La Banque du Japon cherche à enrayer une dépréciation trop brutale du yen
La chute du yen semble avoir dépassé les objectifs des autorités japonaises. Dans un discours prononcé hier devant le parlement japonais, le gouverneur de la BoJ, Haruhiko Kuroda, a indiqué que «le yen [était] revenu sur ses niveaux d’avant la crise de Lehman Brothers» et que, dans ce contexte, «il [semblait] difficile de voir le taux de change réel du yen chuter davantage». De son côté, SG CIB estime même que la sous-évaluation de la devise japonaise atteint désormais entre 10% et 20% en termes de parité des pouvoirs d’achat, ce qui situerait sa parité d’équilibre entre 100 et 110 contre dollar.

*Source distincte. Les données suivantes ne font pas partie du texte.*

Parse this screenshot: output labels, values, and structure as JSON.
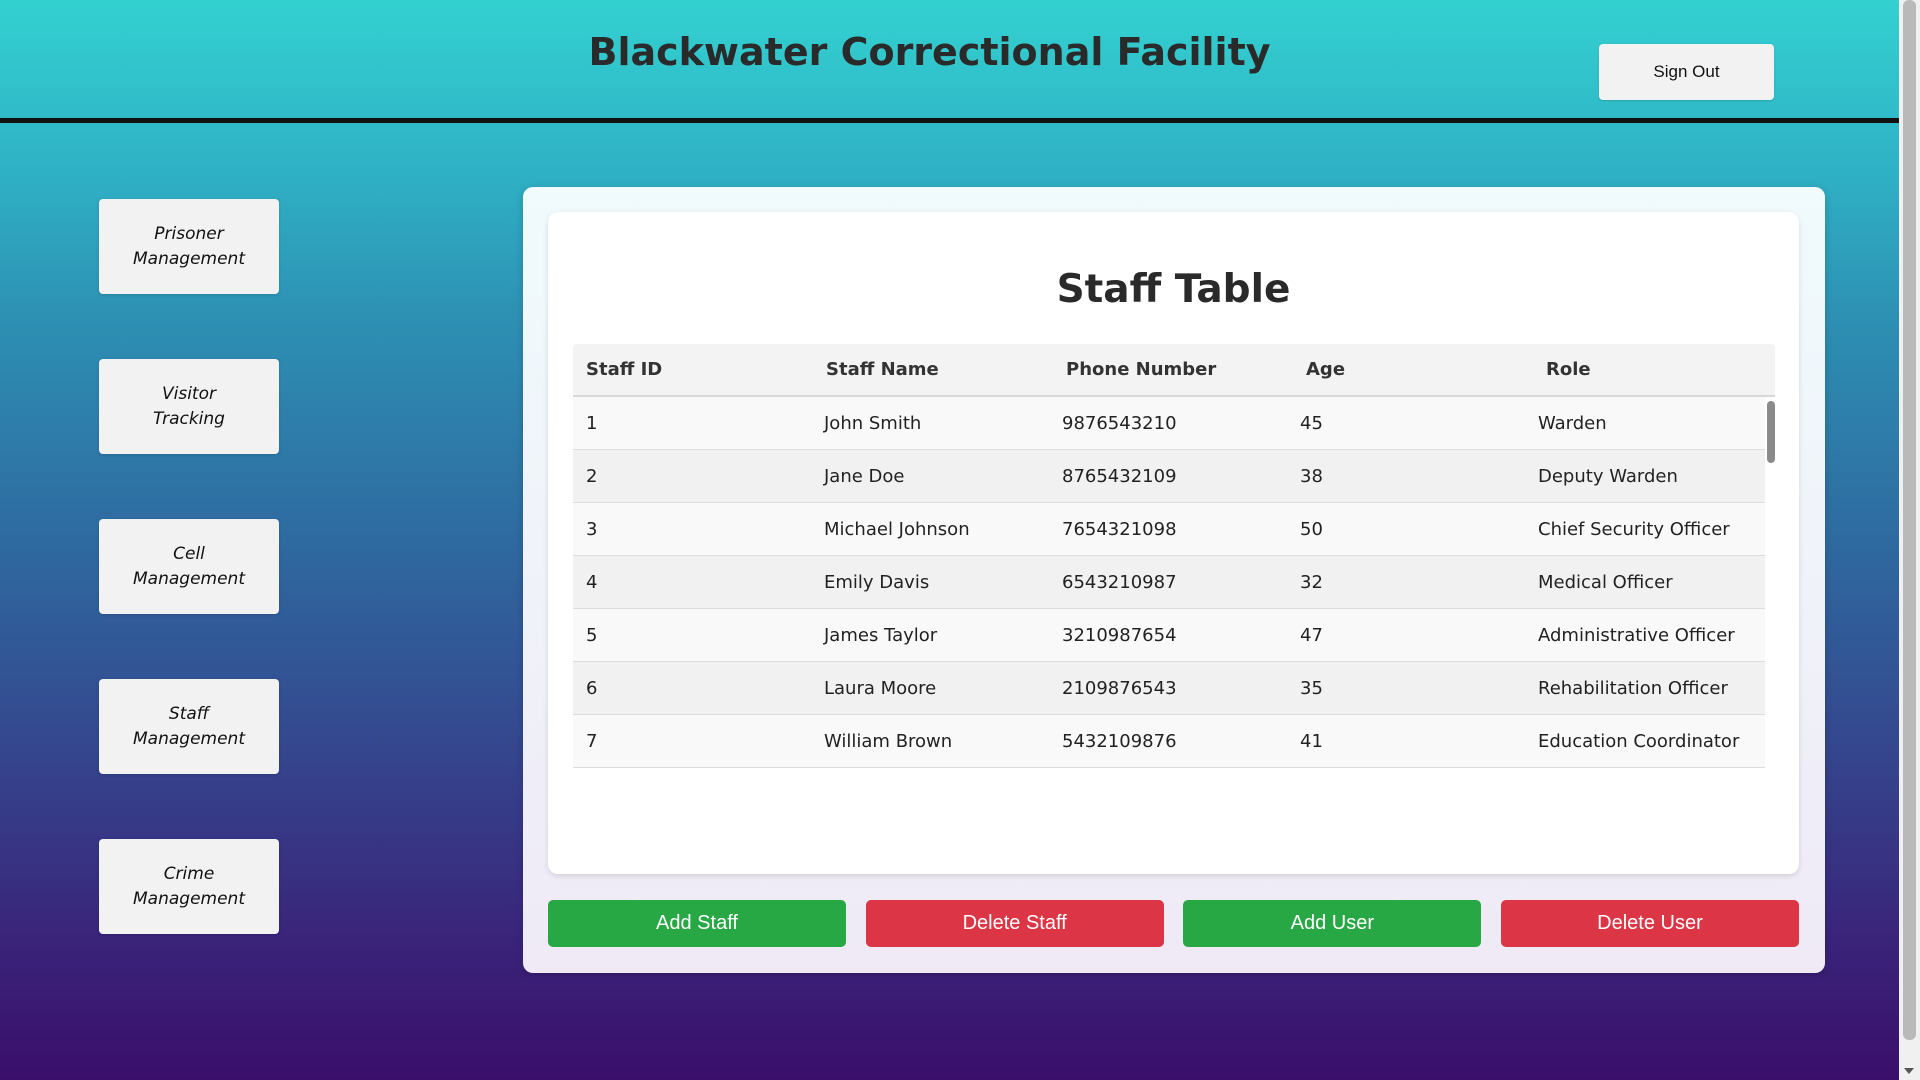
{
  "header": {
    "title": "Blackwater Correctional Facility",
    "sign_out_label": "Sign Out"
  },
  "sidebar": {
    "items": [
      {
        "label": "Prisoner Management"
      },
      {
        "label": "Visitor Tracking"
      },
      {
        "label": "Cell Management"
      },
      {
        "label": "Staff Management"
      },
      {
        "label": "Crime Management"
      }
    ]
  },
  "main": {
    "table_title": "Staff Table",
    "columns": [
      "Staff ID",
      "Staff Name",
      "Phone Number",
      "Age",
      "Role"
    ],
    "rows": [
      [
        "1",
        "John Smith",
        "9876543210",
        "45",
        "Warden"
      ],
      [
        "2",
        "Jane Doe",
        "8765432109",
        "38",
        "Deputy Warden"
      ],
      [
        "3",
        "Michael Johnson",
        "7654321098",
        "50",
        "Chief Security Officer"
      ],
      [
        "4",
        "Emily Davis",
        "6543210987",
        "32",
        "Medical Officer"
      ],
      [
        "5",
        "James Taylor",
        "3210987654",
        "47",
        "Administrative Officer"
      ],
      [
        "6",
        "Laura Moore",
        "2109876543",
        "35",
        "Rehabilitation Officer"
      ],
      [
        "7",
        "William Brown",
        "5432109876",
        "41",
        "Education Coordinator"
      ]
    ],
    "actions": {
      "add_staff": "Add Staff",
      "delete_staff": "Delete Staff",
      "add_user": "Add User",
      "delete_user": "Delete User"
    }
  },
  "colors": {
    "add": "#28a745",
    "delete": "#dc3545",
    "gradient_top": "#33d1d0",
    "gradient_bottom": "#3a0f6b"
  }
}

Le yen remontait hier de 1,3% à 122,7 contre dollar, et de 1,1% à 138,8 contre euro. Lundi, la devise nipponne avait atteint son plus faible niveau depuis juin 2002 contre le billet vert après avoir chuté de 5,5% en moins d’un mois. L’indice BNP Paribas montre en outre que les positions vendeuses sur le yen restent modérées à -9 sur un total possible de -50, ce qui limite ainsi son potentiel de rebond contre dollar entre 118 et 122, selon la banque. «La remontée récente des rendements américains et en zone euro est positive pour le dollar et l’euro contre le yen», explique en outre Citigroup.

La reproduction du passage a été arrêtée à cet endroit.